Ólafur Waage
Ólafur Waage

Reputation: 69981

How to design a threaded UDP client/server in Java?

I'm just looking for some insight into program design, since I'm not that experienced with threads.

Currently programming a little client. You can specify if that client is the "server" or "client" and it will create the protocols in the correct manner.

I do a little handshake between them (a syn, ack, synack sort of thing) and then start the network thread.

I have the main thread, who has an infinite while loop and does two things.

  1. Adds a message to a "toSend" queue.
  2. Pulls in all the messages from the "received" queue and prints them.

The network thread has an infinite while loop that does two things.

  1. Pulls in all the messages from the "toSend" queue and sends them.
  2. Adds a message to the "received" queue (that was fetched).

The queues are currently ArrayBlockingQueue<String>(1000)

My question is the following:

Is this towards a good design of a network thread? Are there any gotchas I need to handle?

Currently I've had an issue where one of the threads (the main thread) is filling the "toSend" queue even before the network thread has a chance to send even one message. I've "handled" this by making the main thread do some work that blocks (I/O).

Upvotes: 1

Views: 1966

Answers (4)

user207421
user207421

Reputation: 310840

The 'toSend' queue is pointless. Just have everybody send directly via the socket.

Upvotes: 0

GETah
GETah

Reputation: 21409

I have been working on UDP/TCP real time systems for more than 4 years now. Your question has a lot of sense. In my humble opinion, the Netty framework is a good way to go but a bit heavy.

I am using the exact same design that you mentioned and have seen no issues with it so far.

Regards,

Upvotes: 1

Peter Tillemans
Peter Tillemans

Reputation: 35331

Personally I think that handling UDP networking is best done using a single threaded, event driven programming style, rather than using threads. It is stateless anyhow, so it makes little sense trying to track the state in a thread.

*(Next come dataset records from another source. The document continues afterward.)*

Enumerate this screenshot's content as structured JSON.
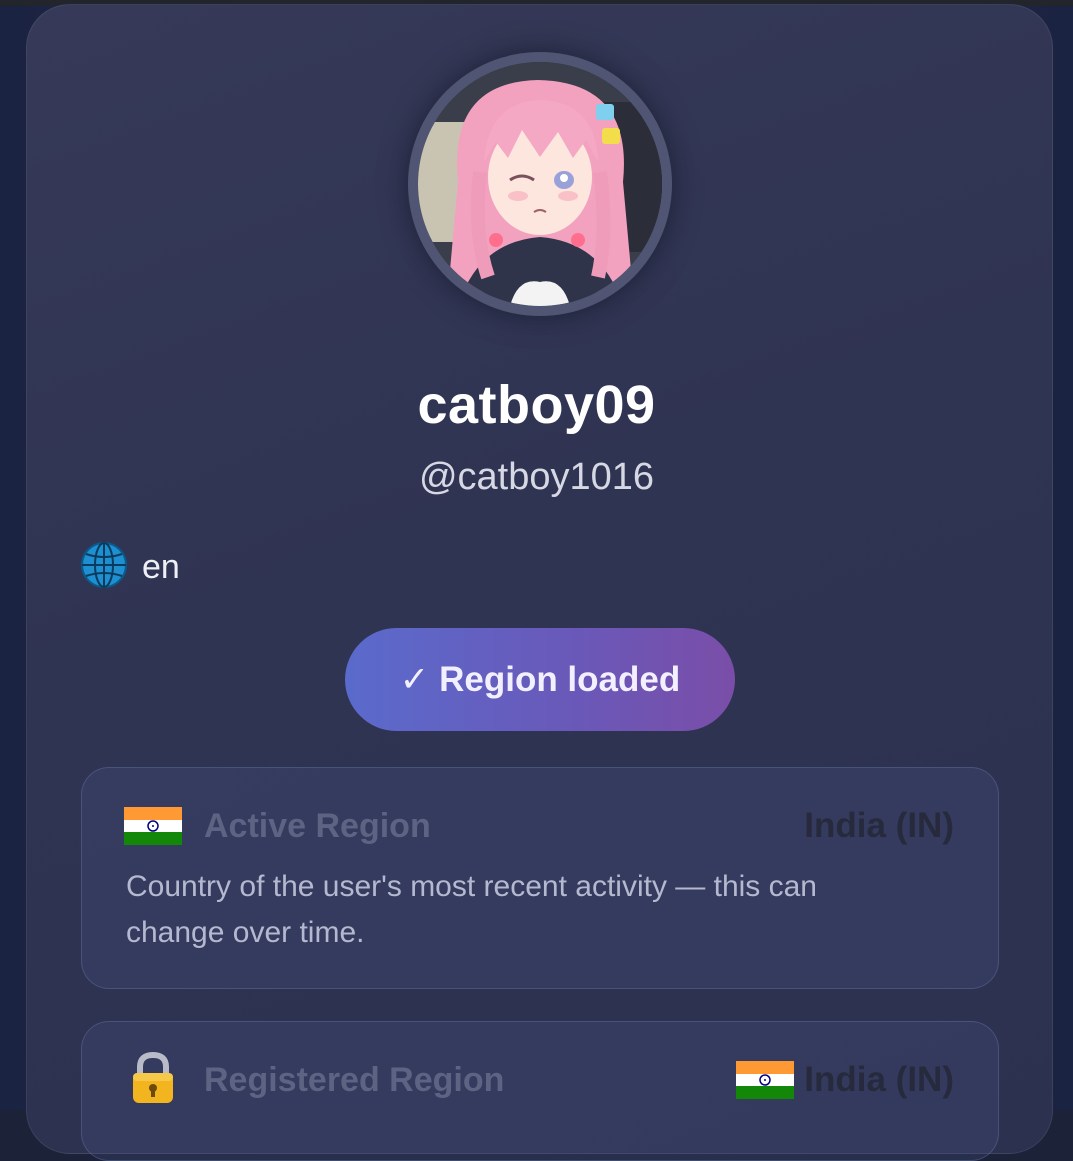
{
  "profile": {
    "display_name": "catboy09",
    "handle": "@catboy1016",
    "avatar_icon": "anime-avatar-pink-hair"
  },
  "language": {
    "icon": "globe-icon",
    "code": "en"
  },
  "status": {
    "icon": "check-mark",
    "label": "Region loaded",
    "check": "✓"
  },
  "regions": {
    "active": {
      "icon": "india-flag-icon",
      "label": "Active Region",
      "value": "India (IN)",
      "description": "Country of the user's most recent activity — this can change over time."
    },
    "registered": {
      "icon": "lock-icon",
      "label": "Registered Region",
      "value_icon": "india-flag-icon",
      "value": "India (IN)"
    }
  },
  "colors": {
    "card_bg": "#333855",
    "pill_start": "#5a6bcc",
    "pill_end": "#7a4ea8",
    "flag_saffron": "#ff9933",
    "flag_green": "#138808",
    "flag_chakra": "#000080"
  }
}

Things like timeouts are easily handled with timers adding events to the event queue.

This effectively sidesteps all the synchronisation issues.

Upvotes: 1

Thor
Thor

Reputation: 6656

It seems like you are re-inventing the wheel and are struggling with issues others have solved (and most probably with an optimized solution) before, please take a look at Netty:

The Netty project is an effort to provide an asynchronous event-driven network application framework and tools for rapid development of maintainable high performance & high scalability protocol servers & clients.

There is an example for an broadcast UDP/IP client and server.